Saturday, November 03, 2007

The New Roman Empire

1. The New Rome: Death of a Republic and the Rise of an Empire

1. Free Markets/Trade IS Economic Colonialism.

2. Oil Runs The Military Machine.

3. Today's Enemy Was Yesterday's Friend.

4. The Military-Industrial-Complex Is Composed Of 4 Components:

a. The military professionals.

b. The defense industry.

c. Congress.

d. The think tanks.

5. The NeoCon's didn't have an "Exit Strategy" for Iraq, because they NEVER intended to leave. Now, America has 14 permanent military bases in Occupied Iraq.

6. "There is this incredible hubris right now, that we are invincible and that we are the pre-eminent power on Planet Earth. American power, and American empire is actually flaunted in people's faces around the world; where we rub our shoe in their face and tell them that we are top-dog, and you will work with us, because you sure as hell don't want to be against us."

7. "We are walking on thin ice. We are treading the same path taken by the first democratic regime ever created in the Western World, namely the Roman Repbulic.

The Roman Republic inadvertantly aquired an empire around the world, and they then discovered that to maintain, expand, and protect this empire, they required standing armies.

Standing armies is what George Washington warned us against in his farewell address, that they will destroy the structure of government that we tried to create in our Constitution, to prevent the rise of the imperial presidency."

8. "It doesn't matter if they love us or not, so long as they fear us." [Roman Phrase]




2. Of Cowboys & Kings:

[Commentary By:Mumia Abu-Jamal]

U.S. Military and CIA Interventions since World War II (by William Blum)

"[American leaders] are perhaps not so much immoral as they are amoral. It's not that they take pleasure in causing so much death and suffering. It's that they just don't care ... the same that could be said about a sociopath.
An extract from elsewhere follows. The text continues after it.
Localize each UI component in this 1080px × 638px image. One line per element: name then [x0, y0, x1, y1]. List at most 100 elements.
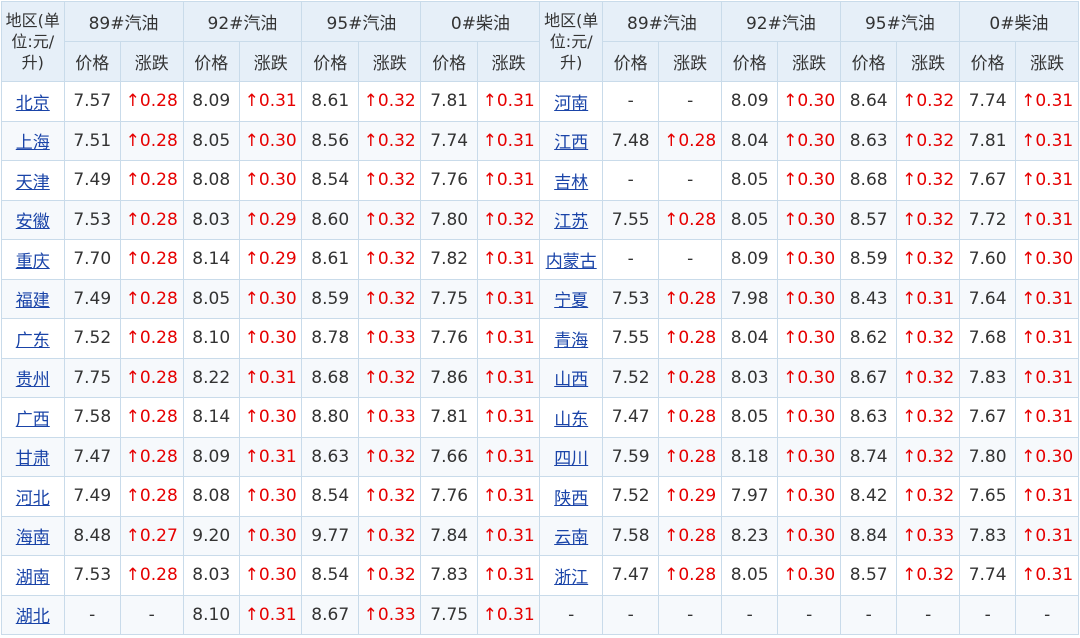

As long as the death and suffering advance the agenda of the empire, as long as the right people and the right corporations gain wealth and power and privilege and prestige, as long as the death and suffering aren't happening to them or people close to them ... then they just don't care about it happening to other people, including the American soldiers whom they throw into wars and who come home-the ones who make it back alive-with Agent Orange or Gulf War Syndrome eating away at their bodies. American leaders would not be in the positions they hold if they were bothered by such things."



3. When Democracy Equals Empire

[Commentary By: Mumia Abu-Jamal]

Compare "Representative Democracy" (ours) & "Direct Democracy" (ancient Greece)

Every American president, whether Democrat or Republican, conservative or liberal, speaks lovingly of 'democracy', whenever the nation engages in some escapade abroad. When the U.S. invaded Iraq, it did so, ostensibly, to 'bring democracy to the Middle East.' When it launches a raid in Grenada, or rains death on a poor neighborhood in Panama, when it invaded Haiti in the last century, ad infinitum, it always did so in the name of 'restoring democracy.

'What is this democracy of which they so blithely speak?

We all have heard the term since our infancy, but who really knows what it means? I wanted to learn more about it, so I began to read one of the finest historians I know of,the great C.L.R. James, author of the ground-breaking *The Black Jacobins*, an influential study of the Haitian Revolution. Some years ago, James published a pamphlet titled, *Every Cook Can Govern: A Study of Democracy in Ancient Greece* (Jackson, MS: New Mississippi, Inc., Mar. 1986). I found myself (as I often am when I read his stuff) blown away by what I learned. As his subtitle suggests, James looks at Greek history for the roots of the democratic idea, and finds it, in some stages, truly democratic, in ways we can hardly imagine.

He writes:

Perhaps the most striking thing about Greek democracy was that the administration (and there were immense administrative problems) was organized upon the basis of what is known as sortition, or, more easily, selection by lot. The vast majority of Greek officials were chosen by a method which amounted to putting names into a hat and appointing the ones whose names came out. Now the average C10 bureaucrat or Labor Member of Parliament in Britain would fall in a fit if it was suggested to him that any worker selected at random could do the work he is doing. But that was preciselythe guiding principle of Greek democracy. And this form of government is the government under which flourished the greatest civilization the world has ever known. [p.1.]